There are many things in life that we cannot know: I have feelings for certain people. I believe, but do not know, that these feelings are love and that these people love me in return. This makes me happy. I believe, but do not know, this happiness is legitimate, and worth considerable sacrifice, for my benefit and for the benefit of the people I love. I believe now that writing can in fact play an incremental role in reducing human suffering. I don’t believe writing is the only or best way that I can help other people, but I no longer feel criminal – at least most of the time – for devoting so much of my energy to it.
But – who knows? – I may be wrong.
Indeed, there are bleak four AMs when I question every one of my beliefs, when my whole life seems to become a nightmare version of itself; I feel lonely and crazy, and sweat with shame and fear. But then, eventually, everything returns more or less to normal, and I go on more or less as I always have. Does this mean that I am living a lie? Partly, I guess. Does it mean that I am “addicted to indulgence of superficial emotion”? That I am sentimental? Perhaps. But this is another thing I can’t know for sure.
I do know, however, that were I to try to be absolutely invulnerable to the charge of sentimentality, I could not be myself; I could not lead my life. To deny myself the right to act on beliefs of which I am not certain, would be to confine myself to only the most stark and rudimentary form of existence – a life devoid of intimacy, achievement, beauty or joy. I could never have experienced love such as I know it without first having believed in love. I could never have accomplished many of the most worthwhile things I have done in life without believing – in advance of any justification of my belief – that these things were worthwhile and that I was capable of doing them. And no pleasure can be fully savored without seeming, however briefly, to be all that really matters.
In the end, I think, the concept of sentimentality is like every other ideal: a signpost indicating a path through the real but pointing only toward the imaginary. In “real life,” this existence we must live, the ideal of total freedom from sentimentality is “unattainable.” The best we can manage is Milosz’s choice: to join the wedding dance even as we remember the abyss. The degree to which we deny the abyss marks, I suppose, the degree to which we are sentimental. But only in theory. Because, of course, the ideal balance between participation in the dance and mindfulness of the abyss is also “unattainable,” and any attempt to calibrate it merely another thing we do “as if.”

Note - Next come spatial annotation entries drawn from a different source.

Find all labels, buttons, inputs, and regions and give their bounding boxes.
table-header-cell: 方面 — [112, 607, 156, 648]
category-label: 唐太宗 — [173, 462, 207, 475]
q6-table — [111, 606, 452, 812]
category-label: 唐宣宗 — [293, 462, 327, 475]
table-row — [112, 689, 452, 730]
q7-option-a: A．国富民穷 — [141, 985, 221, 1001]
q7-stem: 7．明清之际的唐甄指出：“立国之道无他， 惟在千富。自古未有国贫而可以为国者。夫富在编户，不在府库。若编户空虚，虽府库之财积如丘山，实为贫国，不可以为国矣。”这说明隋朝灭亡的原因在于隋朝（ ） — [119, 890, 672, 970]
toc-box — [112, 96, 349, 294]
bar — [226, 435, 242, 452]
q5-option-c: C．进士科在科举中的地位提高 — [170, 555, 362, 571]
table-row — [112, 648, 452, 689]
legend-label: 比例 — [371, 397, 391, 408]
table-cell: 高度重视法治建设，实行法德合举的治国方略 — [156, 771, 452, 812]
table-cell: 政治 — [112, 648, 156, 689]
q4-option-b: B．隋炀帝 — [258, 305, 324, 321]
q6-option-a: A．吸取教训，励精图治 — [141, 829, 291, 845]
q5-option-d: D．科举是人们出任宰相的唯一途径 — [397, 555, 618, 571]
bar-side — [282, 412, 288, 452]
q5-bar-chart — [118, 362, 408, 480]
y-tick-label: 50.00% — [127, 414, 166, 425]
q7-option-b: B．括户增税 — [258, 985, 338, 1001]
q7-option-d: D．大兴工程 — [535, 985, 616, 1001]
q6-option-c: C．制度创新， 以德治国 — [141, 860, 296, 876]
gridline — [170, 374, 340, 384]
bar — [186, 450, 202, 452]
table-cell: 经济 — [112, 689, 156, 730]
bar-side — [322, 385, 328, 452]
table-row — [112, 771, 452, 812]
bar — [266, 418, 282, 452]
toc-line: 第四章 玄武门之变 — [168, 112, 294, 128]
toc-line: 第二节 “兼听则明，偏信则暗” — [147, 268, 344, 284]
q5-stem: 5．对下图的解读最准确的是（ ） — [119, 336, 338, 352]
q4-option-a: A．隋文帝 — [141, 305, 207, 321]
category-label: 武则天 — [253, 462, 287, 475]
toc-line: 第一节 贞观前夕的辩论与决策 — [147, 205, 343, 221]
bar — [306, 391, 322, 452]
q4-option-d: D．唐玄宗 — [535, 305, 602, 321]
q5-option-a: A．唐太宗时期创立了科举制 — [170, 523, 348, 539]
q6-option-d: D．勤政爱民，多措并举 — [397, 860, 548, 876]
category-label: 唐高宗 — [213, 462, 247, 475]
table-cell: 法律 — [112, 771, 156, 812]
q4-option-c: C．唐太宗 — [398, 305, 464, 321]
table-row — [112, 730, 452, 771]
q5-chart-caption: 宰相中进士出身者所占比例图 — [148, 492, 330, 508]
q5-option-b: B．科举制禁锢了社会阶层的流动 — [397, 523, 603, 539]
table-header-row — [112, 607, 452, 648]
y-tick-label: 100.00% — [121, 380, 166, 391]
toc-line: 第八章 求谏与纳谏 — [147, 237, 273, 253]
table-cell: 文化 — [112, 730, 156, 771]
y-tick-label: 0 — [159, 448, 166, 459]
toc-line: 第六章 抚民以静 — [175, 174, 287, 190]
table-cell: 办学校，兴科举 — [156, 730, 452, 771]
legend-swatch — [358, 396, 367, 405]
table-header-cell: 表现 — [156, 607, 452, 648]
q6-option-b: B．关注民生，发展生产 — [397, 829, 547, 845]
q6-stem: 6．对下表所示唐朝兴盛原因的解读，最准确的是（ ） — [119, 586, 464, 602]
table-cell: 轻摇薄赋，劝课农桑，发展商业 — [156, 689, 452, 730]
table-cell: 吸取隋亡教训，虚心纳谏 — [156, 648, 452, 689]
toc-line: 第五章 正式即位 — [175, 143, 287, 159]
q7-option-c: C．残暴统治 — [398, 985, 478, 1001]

AND SO, FOR a moment at L'Isle sur la Sorgue, the woman and I looked away from one another, took sips from our wine, and then began to talk trivialities. I remember feeling disappointed, but also relieved. There was, of course, much we could have said to each other about Milosz and the nature of sentimentality – but such discussion would have been difficult, even dangerous, given how little we knew one another and the fact that I was already angry. Eventually we rejoined the general conversation, and helped empty the bottle of wine. Then we all went off to a restaurant where more bottles of wine were consumed.
After dinner, our whole group wandered the town, stopping every now and then to watch an ancient waterwheel turn slowly under a streetlight, or to look at a shimmering reflection in a black canal. Did the woman and I talk during any of this? Did we ever walk side by side, exchanging observations and jokes? Or did we keep to the vicinity of our mates and our mutual friends, observing each other only out of the corners of our eyes? And when we said goodbye, did we merely nod? Or smile? Did we kiss cheeks? None of this survives in my memory. All I know for certain of that night many years ago is that for a while we talked, and then we parted—never to see each other again. Everything else is imaginary.